O corredor que eu havia percorrido vinte minutos antes voltou para dentro da sala.
«Há duas vozes à sua direita. Há uma à sua esquerda. A luz fica à sua esquerda também, baixa e intensa, e seus pulsos estão presos. Você sente um gosto metálico. Não consegue identificar de onde vem o metal.»
Ele parou. «Nunca descrevi isso para ninguém», disse. «Você também não.»
A manga do meu braço esquerdo estava abotoada no pulso. Minha mão direita havia encontrado o punho antes que minha mente concordasse com isso. O botão se soltou. A manga eu não dobrei; empurrei. O tecido dobrou uma vez no cotovelo e parou. A parte interna do meu antebraço veio para a luz do abajur.
Uma linha vertical curta, limpa, dois centímetros. Abaixo dela três pequenos pontos horizontais em fila, igualmente espaçados. A tinta tinha oito anos — o envelhecimento lento e plano da tinta na pele que não vê sol.
Ele olhou para ela.
Sua boca se moveu como se fosse dizer algo e não disse. Ele a havia reconhecido. O reconhecimento não era uma conclusão à qual estava chegando; era algo que ele havia carregado. Pousou a mão direita plana sobre a mesa entre a fotografia e os óculos, com a palma para baixo, e não a moveu.
«Você não veio até nós sozinha.»
Disse isso para a tatuagem e não para mim.
Fiquei de pé no escritório dele com a parte interna do meu antebraço esquerdo exposta à luz do abajur e a fotografia sobre a mesa e a mão dele sobre a mesa e os óculos com as lentes para baixo ao lado da fotografia. Ele me deixou de pé onde eu estava. O abajur fazia um som pequeno e constante. O radiador fazia outro. Lá fora, o prédio do outro lado da rua havia começado a mostrar seus andares iluminados contra o escuro.

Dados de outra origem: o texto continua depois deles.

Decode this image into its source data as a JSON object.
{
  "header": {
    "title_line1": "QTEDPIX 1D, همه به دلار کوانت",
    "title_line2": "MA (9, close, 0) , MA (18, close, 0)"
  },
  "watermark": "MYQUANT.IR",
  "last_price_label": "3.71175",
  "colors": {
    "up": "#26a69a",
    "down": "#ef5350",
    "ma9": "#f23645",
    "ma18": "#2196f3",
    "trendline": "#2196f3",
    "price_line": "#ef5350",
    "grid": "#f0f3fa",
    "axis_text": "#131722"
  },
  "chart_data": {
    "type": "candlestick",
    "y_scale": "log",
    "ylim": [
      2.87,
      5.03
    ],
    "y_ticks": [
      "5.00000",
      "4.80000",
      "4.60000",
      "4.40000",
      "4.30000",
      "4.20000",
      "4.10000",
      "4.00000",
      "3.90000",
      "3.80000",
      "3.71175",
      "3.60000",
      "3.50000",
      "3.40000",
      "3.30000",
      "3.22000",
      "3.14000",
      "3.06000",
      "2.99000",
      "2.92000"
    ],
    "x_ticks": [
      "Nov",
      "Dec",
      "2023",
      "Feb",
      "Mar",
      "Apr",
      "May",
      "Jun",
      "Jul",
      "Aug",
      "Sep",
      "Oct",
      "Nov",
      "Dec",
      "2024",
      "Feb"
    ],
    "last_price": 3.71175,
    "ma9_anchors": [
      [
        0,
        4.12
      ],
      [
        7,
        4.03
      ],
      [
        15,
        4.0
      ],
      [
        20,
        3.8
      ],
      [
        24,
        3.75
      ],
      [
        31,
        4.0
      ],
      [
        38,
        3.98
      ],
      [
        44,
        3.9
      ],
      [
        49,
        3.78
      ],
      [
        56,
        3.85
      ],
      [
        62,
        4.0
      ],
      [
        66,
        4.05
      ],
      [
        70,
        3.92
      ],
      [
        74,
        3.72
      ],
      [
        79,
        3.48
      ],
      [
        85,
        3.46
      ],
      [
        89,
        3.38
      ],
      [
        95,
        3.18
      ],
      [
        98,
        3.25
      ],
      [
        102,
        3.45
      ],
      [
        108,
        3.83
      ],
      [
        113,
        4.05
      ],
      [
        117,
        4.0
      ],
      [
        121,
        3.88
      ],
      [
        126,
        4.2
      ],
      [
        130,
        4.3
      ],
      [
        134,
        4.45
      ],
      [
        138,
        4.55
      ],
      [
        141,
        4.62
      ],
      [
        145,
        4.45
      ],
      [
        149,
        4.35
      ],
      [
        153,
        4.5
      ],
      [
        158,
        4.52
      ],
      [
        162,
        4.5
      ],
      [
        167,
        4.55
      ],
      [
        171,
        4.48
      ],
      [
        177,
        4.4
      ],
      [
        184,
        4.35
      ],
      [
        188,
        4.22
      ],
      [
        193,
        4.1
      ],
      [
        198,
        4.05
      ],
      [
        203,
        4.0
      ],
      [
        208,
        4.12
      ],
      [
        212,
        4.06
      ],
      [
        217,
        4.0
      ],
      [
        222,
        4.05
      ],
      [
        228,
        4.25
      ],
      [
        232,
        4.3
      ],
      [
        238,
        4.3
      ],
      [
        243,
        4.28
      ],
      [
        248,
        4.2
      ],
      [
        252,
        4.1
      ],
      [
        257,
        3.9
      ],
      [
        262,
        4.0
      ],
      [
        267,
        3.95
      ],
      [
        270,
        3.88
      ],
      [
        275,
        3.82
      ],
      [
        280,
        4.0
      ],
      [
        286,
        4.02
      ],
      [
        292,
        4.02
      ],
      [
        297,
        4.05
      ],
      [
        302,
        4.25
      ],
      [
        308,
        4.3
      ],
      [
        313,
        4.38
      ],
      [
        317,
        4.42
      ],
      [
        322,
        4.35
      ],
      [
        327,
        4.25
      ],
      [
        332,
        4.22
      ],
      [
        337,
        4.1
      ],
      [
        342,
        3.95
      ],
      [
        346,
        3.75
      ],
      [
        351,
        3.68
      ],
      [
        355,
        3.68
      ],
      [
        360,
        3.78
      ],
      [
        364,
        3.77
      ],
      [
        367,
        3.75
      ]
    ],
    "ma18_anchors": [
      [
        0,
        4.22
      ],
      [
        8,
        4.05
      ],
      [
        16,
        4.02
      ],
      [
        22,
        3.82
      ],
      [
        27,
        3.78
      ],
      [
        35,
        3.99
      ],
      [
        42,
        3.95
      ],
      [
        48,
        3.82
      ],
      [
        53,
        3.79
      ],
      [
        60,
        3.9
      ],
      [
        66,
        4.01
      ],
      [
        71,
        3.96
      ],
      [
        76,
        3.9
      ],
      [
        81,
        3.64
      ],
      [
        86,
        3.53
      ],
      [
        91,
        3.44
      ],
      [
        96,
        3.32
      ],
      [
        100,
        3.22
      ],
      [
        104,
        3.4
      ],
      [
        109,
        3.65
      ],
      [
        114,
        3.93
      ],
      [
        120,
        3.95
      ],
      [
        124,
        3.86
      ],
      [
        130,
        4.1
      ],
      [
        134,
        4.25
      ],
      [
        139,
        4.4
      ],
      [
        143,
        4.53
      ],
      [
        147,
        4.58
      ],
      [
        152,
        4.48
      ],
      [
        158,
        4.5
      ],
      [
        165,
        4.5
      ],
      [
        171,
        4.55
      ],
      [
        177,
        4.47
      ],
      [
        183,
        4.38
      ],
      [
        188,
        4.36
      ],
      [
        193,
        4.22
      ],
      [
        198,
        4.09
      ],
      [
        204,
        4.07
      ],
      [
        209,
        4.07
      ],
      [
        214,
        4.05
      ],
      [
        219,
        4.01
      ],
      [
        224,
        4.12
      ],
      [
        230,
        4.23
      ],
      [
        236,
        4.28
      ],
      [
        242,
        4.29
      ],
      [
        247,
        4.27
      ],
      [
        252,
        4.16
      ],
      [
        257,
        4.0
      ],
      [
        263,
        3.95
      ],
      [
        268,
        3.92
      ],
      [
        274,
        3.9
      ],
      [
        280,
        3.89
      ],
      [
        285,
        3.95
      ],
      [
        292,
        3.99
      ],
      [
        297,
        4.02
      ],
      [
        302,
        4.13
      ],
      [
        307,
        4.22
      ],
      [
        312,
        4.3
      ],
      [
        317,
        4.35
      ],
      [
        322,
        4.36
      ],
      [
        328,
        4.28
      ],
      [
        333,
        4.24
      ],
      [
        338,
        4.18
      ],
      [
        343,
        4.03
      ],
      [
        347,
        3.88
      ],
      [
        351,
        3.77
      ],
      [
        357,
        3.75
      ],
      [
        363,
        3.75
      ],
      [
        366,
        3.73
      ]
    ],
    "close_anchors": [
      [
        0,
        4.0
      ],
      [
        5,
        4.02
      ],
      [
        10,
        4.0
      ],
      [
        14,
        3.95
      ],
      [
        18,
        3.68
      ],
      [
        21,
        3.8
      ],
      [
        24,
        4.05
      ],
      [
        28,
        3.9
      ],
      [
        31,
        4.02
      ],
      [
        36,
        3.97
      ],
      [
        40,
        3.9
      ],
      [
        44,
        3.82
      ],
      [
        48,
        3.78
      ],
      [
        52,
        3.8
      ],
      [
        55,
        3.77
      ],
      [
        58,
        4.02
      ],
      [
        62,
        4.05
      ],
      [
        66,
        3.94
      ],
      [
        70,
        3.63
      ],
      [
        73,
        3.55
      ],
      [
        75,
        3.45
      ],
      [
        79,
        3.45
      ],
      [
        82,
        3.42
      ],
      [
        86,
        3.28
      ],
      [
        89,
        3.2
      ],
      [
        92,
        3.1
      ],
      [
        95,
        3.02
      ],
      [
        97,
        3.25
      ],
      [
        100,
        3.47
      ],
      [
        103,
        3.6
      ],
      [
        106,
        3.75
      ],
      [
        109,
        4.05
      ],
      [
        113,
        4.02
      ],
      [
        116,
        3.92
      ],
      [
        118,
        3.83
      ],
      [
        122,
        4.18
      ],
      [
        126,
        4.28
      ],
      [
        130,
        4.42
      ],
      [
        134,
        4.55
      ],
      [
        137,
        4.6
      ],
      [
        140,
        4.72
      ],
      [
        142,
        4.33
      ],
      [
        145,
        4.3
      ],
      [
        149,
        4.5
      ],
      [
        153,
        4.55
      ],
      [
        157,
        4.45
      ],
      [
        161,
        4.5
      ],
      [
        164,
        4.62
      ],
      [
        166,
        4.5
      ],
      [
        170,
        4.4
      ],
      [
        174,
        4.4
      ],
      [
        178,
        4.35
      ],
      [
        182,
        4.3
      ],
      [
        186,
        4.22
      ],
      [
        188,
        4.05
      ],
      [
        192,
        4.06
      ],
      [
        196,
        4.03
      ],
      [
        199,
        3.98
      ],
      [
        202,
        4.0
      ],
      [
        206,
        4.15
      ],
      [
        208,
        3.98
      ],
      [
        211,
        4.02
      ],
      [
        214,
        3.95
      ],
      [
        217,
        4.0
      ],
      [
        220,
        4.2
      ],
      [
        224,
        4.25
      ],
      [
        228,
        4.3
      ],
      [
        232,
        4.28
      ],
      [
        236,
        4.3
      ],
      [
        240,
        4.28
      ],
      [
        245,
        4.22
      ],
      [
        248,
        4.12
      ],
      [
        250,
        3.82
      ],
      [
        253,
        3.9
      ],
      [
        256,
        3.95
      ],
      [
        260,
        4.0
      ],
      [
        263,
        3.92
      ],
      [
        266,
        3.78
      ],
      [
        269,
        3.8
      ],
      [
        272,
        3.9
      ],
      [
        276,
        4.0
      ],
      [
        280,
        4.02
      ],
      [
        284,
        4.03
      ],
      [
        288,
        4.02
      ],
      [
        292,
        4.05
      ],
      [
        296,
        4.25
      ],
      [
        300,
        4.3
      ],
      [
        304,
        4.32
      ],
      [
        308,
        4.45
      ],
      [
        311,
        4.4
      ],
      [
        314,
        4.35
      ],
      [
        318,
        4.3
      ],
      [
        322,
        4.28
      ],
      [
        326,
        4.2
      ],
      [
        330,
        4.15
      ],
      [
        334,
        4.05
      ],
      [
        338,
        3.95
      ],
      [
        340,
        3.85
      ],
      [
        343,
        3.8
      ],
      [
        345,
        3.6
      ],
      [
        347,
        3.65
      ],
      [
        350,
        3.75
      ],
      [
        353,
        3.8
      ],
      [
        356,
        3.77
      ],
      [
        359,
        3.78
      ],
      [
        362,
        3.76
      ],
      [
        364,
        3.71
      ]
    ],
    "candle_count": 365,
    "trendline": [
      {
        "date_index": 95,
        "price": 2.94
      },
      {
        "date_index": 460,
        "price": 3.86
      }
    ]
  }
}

Ele me olhou. «Ms. Vasquez.»
«Sim.»
«Vou responder a tudo que você me perguntar. Mas não esta noite.»
Pensei nisso pelo tempo que o radiador levou para passar por um de seus pequenos ajustes. «Amanhã.»
«Amanhã.»
Abaixei a manga. Não abotoei o punho. Peguei a pasta e a fechei sob minha mão — o mesmo gesto de ontem — e saí do escritório com a fotografia de volta dentro dela e a mão dele ainda sobre a mesa e os óculos ainda onde ele os havia deixado.
No corredor lá fora parei junto à parede.
O corredor estava quente. A parede estava quente. Segurei a pasta contra o esterno com as duas mãos e olhei para a porta pela qual havia saído e não a abri novamente.
A mão no meu esterno encontrou o punho da manga esquerda e o abotoou, sozinha, sem permissão, da forma que uma mão guarda algo que terminou de usar.
Eu não havia chegado até eles sozinha.